Just FWIW, gzip can be accessed randomly, if a previous index file has been created...
I've developed a command line tool that can quickly and (almost-)randomly access a gzip if an index is provided (if it is not provided, it is automatically created):
https://github.com/circulosmeos/gztool
gztool can be used to access chunks of the original gzip file, if those chunks are retrieved at the specific byte points the index has pointed to (-1 byte to be sure, because gzip is a stream of bits, not bytes), or better, after them.
For example if an index points starts (gztool -ll index.gzi provides this data) at compressed-byte 1508611 of the gzip file and we want 1M compressed bytes after that:
$ curl -r 1508610-2508611 https://example.com/db/backups/db.sql.gz > chunk.gz
- Note that
chunk.gz will occupy on disk only the chunk size!

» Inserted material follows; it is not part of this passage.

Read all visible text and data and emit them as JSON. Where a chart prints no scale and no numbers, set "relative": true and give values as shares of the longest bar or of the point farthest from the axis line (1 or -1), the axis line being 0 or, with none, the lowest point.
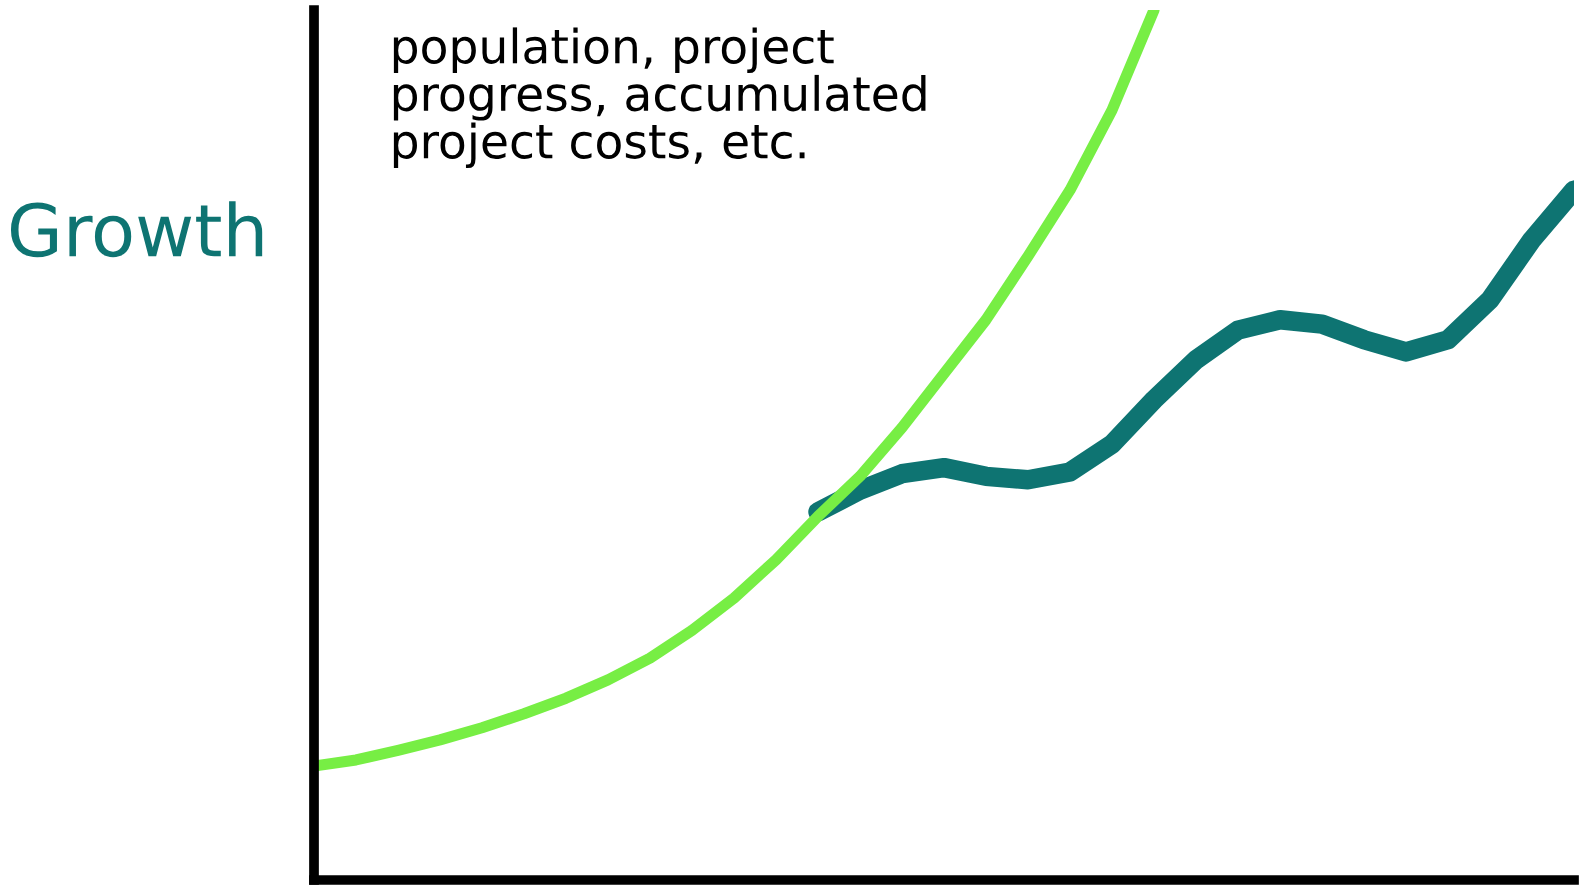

- Also note that it is not a valid gzip file, as it is incomplete.
- Also take into account that we have retrieve from desired index-point-position minus 1 byte.
Now the complete index (previously only-once created: for example with gztool -i *.gz to create indexes for all your already gzipped files, or gztool -c * to both compress and create index) must also be retrieved. Note that indexes are ~0.3% of gzip size (or much smaller if gztool compresses the data itself).
$ curl https://example.com/db/backups/db.sql.gzi -o chunk.gzi
And now the extraction can be done with gztool. The corresponding uncompressed byte (or a byte passed that one) of compressed-1508610 must be known, but the index can show this info with gztool -ll. See examples here. Let's suppose it is byte 9009009. Or the uncompressed byte we want is just passed the corresponding first index point that is contained in chunk.gz. Let's suppose again that this byte would also be 9009009 for this case.
$ gztool -n 1508610 -b 9009009 chunk.gz > extracted_chunk.sql
gztool will stop extracting data when the chunk.gz file ends.
Maybe tricky, but would run without changing compression method nor already compressed files. But indexes would need to be created for them.
NOTES:
Another way to do the extraction without using the -n parameter is filling the gzip file with sparse zeroes: this is done for the example with a dd command before the first curl for retrieving the chunk.gz file, so:
$ dd if=/dev/zero of=chunk.gz seek=1508609 bs=1 count=0
$ curl -r 1508610-2508611 https://example.com/db/backups/db.sql.gz >> chunk.gz
$ curl https://example.com/db/backups/db.sql.gzi -o chunk.gzi
This way, the first 1508609 bytes of the file are zeroes, but they don't occupy space in disk. Without seek in dd command, the zeroes are all written to disk, which will be also valid for gzip, but this way we don't occupy unnecessary space on disk. Then, the gztool command doesn't need the -n parameter. The data zeroed is not needed because as the index exists, gztool will use it to jump to the index point just before the uncompressed 9009009 byte position, so all previous data is just ignored:
$ gztool -b 9009009 chunk.gz > extracted_chunk.sql